Via: The New York Times (which I was somehow able to access)
Yesterday it was announced that Captain Planet is being released on DVD. Would it not have been more environmentally friendly to just stream the shows instead?
With that in mind, just how environmentally friendly is animation anyway?
Let’s see:
Traditional animation:
- Reams upon reams of paper (most likely not recycled)
- Hundreds of pencils
- Thousands of cels (cellulose acetate)
- Hundreds of litres of ink and paint
- Various chemicals for developing the film (as well as the film itself)
CGI Animation (assuming an all-digital production)
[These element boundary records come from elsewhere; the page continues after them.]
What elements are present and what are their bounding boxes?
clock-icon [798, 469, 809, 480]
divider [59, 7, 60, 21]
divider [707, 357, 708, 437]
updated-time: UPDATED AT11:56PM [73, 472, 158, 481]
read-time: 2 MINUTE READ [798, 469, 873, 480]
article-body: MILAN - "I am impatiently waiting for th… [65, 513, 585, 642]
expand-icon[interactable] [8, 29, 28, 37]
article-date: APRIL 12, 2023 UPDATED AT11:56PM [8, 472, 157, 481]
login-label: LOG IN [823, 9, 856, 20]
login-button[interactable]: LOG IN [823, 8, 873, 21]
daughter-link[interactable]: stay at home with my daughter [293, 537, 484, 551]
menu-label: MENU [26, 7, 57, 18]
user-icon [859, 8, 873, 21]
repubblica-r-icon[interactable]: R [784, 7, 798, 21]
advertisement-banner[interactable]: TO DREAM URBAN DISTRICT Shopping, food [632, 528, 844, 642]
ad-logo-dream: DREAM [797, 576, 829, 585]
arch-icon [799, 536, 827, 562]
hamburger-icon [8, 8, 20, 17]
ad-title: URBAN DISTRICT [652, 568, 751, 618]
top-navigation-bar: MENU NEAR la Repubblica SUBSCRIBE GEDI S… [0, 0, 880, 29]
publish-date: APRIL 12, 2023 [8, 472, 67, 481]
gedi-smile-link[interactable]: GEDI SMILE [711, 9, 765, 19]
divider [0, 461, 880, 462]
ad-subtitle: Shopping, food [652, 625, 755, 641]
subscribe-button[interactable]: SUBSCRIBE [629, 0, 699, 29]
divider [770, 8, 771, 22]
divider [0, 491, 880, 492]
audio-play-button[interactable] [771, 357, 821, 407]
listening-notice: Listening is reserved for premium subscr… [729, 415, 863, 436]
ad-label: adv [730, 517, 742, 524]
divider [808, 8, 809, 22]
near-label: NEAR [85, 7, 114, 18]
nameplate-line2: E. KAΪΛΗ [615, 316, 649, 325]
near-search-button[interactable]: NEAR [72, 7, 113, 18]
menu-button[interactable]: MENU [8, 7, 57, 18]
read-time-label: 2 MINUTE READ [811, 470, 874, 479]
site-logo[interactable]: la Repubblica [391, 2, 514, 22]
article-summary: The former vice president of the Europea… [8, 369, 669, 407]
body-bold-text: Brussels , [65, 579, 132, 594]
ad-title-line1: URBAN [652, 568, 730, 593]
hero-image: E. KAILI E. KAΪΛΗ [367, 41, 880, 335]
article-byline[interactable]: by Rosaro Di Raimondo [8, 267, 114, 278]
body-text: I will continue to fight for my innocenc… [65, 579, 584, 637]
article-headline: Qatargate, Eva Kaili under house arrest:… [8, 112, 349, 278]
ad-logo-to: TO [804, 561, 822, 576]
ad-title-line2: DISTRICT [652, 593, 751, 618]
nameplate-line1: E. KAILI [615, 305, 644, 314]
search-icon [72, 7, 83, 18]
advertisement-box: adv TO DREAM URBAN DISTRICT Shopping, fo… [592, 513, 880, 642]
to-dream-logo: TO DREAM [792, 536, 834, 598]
- Hundreds of Desktop computers
- Render farms with thousands of servers
Now these are extremely overly simplified lists, but each element of both can be extrapolated out in terms of their environmental impact. For example, the environmental cost of pencils is not just about the wood in them. It also include the emissions from the machinery to cut down the tree, the chemicals used to treat the wood and the emissions from the various vehicles used to transport it to the shop you bought it from as well as the emissions from your car that you used to drive down there.
Other things like air-conditioning for the building, the materials used in the studio and of course the transportation costs of distributing the actual films to theaters can all contribute to the environmental cost of an animated film.
All of this can go unnoticed and usually does, but they are important to remember because it is easy to become short-sighted and think that just because animation doesn’t really produce any tangible goods (in the strict sense) that it is environmentally friendly.
This post isn’t a lecture, just more of a subtle reminder to have a broad mind when it comes to this kind of thing.